- Coordinates: 45°28′27″N 14°01′56″E﻿ / ﻿45.4742°N 14.0322°E
- Country: Croatia
- County: Primorje-Gorski Kotar
- Municipality: Brod Moravice

Area
- • Total: 3.9 km^{2} (1.5 sq mi)
- Elevation: 550 m (1,800 ft)

Population (2021)
- • Total: 1
- • Density: 0.26/km^{2} (0.66/sq mi)
- Time zone: UTC+1 (CET)
- • Summer (DST): UTC+2 (CEST)

= Razdrto, Croatia =

Razdrto is a village in Croatia.

==History==
On 28 June 1774, lord Mihal Mikulić of Severin on behalf of count Krsto II Oršić drew up in Severin a list of duties of freedmen and serfs in Razdrto, Štefanci, Blaževci, Zapeć, Plemenitaš and Košac. It was signed by Mihalj Panian of Razdrto. The original survives in the HDA in Zagreb, and was published by Rudolf Strohal. The villagers of Razdrto, Štefanci and Košac were freedmen, although they lacked written confirmation.

On 11 November 1854, Razdrto resident Ivan Kuretić, a used wares peddler, died without leaving a will, prompting the court in Vrbovsko to issue a notice that if no claimants showed up by 16 May the next year, all his assets would be transferred to his son Mihalj Kuretić.

==Demographics==

In 1870, Razdrto's porezna općina included Štefanci and Radočaj. Razdrto itself had 20 houses and 178 people. Razdrto was in Brod-Moravice parish but Štefanci and Radočaj were in Plemenitaš parish.
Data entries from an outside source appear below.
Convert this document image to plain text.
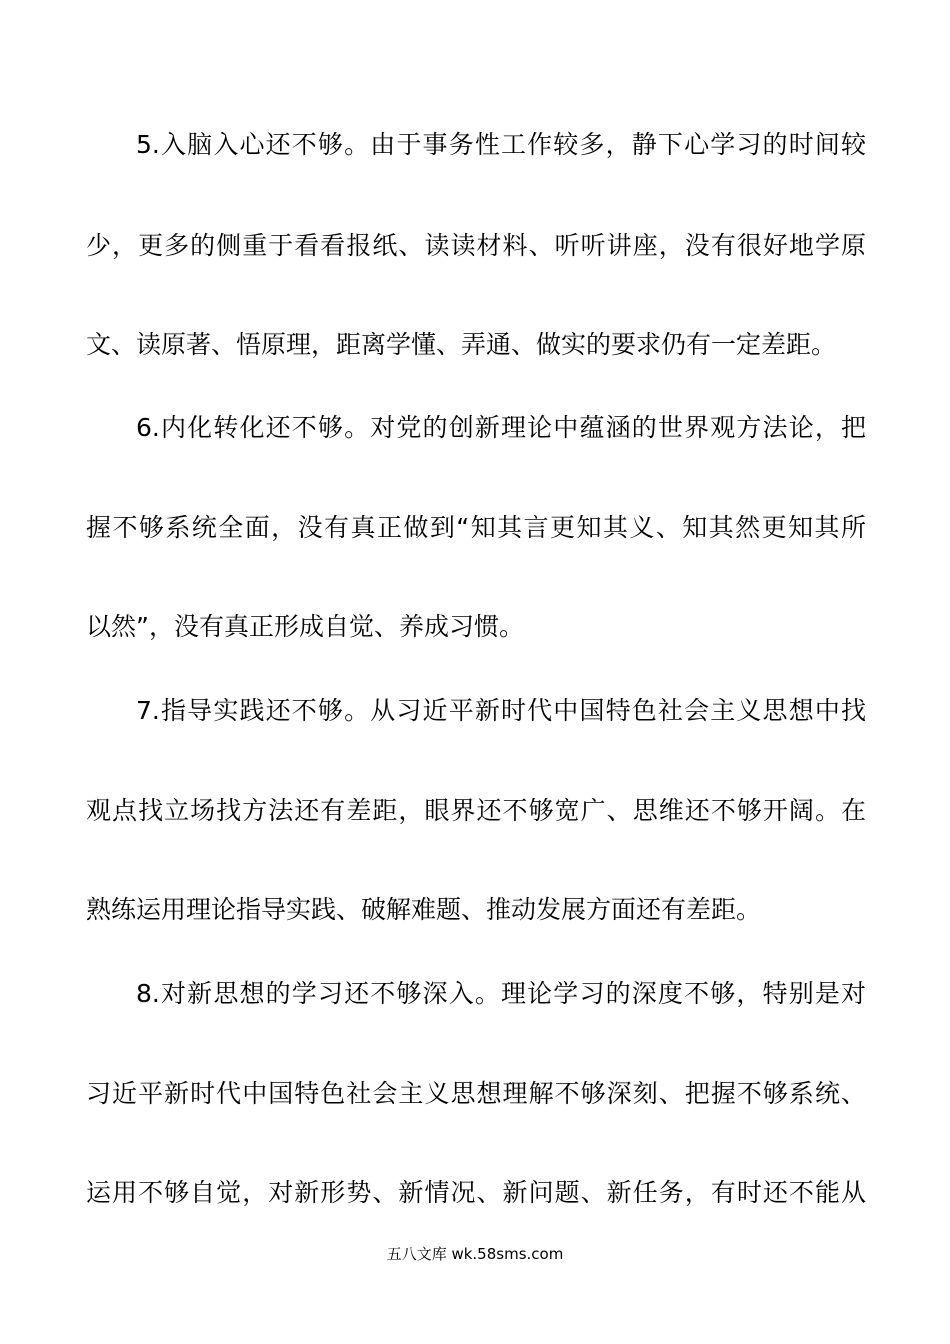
5.入脑入心还不够。由于事务性工作较多，静下心学习的时间较
少，更多的侧重于看看报纸、读读材料、听听讲座，没有很好地学原
文、读原著、悟原理，距离学懂、弄通、做实的要求仍有一定差距。
6.内化转化还不够。对党的创新理论中蕴涵的世界观方法论，把
握不够系统全面，没有真正做到“知其言更知其义、知其然更知其所
以然”，没有真正形成自觉、养成习惯。
7.指导实践还不够。从习近平新时代中国特色社会主义思想中找
观点找立场找方法还有差距，眼界还不够宽广、思维还不够开阔。在
熟练运用理论指导实践、破解难题、推动发展方面还有差距。
8.对新思想的学习还不够深入。理论学习的深度不够，特别是对
习近平新时代中国特色社会主义思想理解不够深刻、把握不够系统、
运用不够自觉，对新形势、新情况、新问题、新任务，有时还不能从
五八文库 wk.58sms.com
In 1890, Razdrto itself had 32 houses and 182 people. The villagers of Razdrto were under Brod Moravice parish. They attended the school in Drage Male but were administered by Severin and taxed by Razdrto.

===Further reading===
- Kraljevski zemaljski statistički ured (1913). "Političko i sudbeno razdjeljenje i Repertorij prebivališta Kraljevina Hrvatske i Slavonije po stanju od 1. siječnja 1913." Page 33.

==Sports==
Beginning in 2013, the 7 stage 260 km long Cycling Trail of Gorski Kotar (Goranska biciklistička transverzala) passes through Razdrto.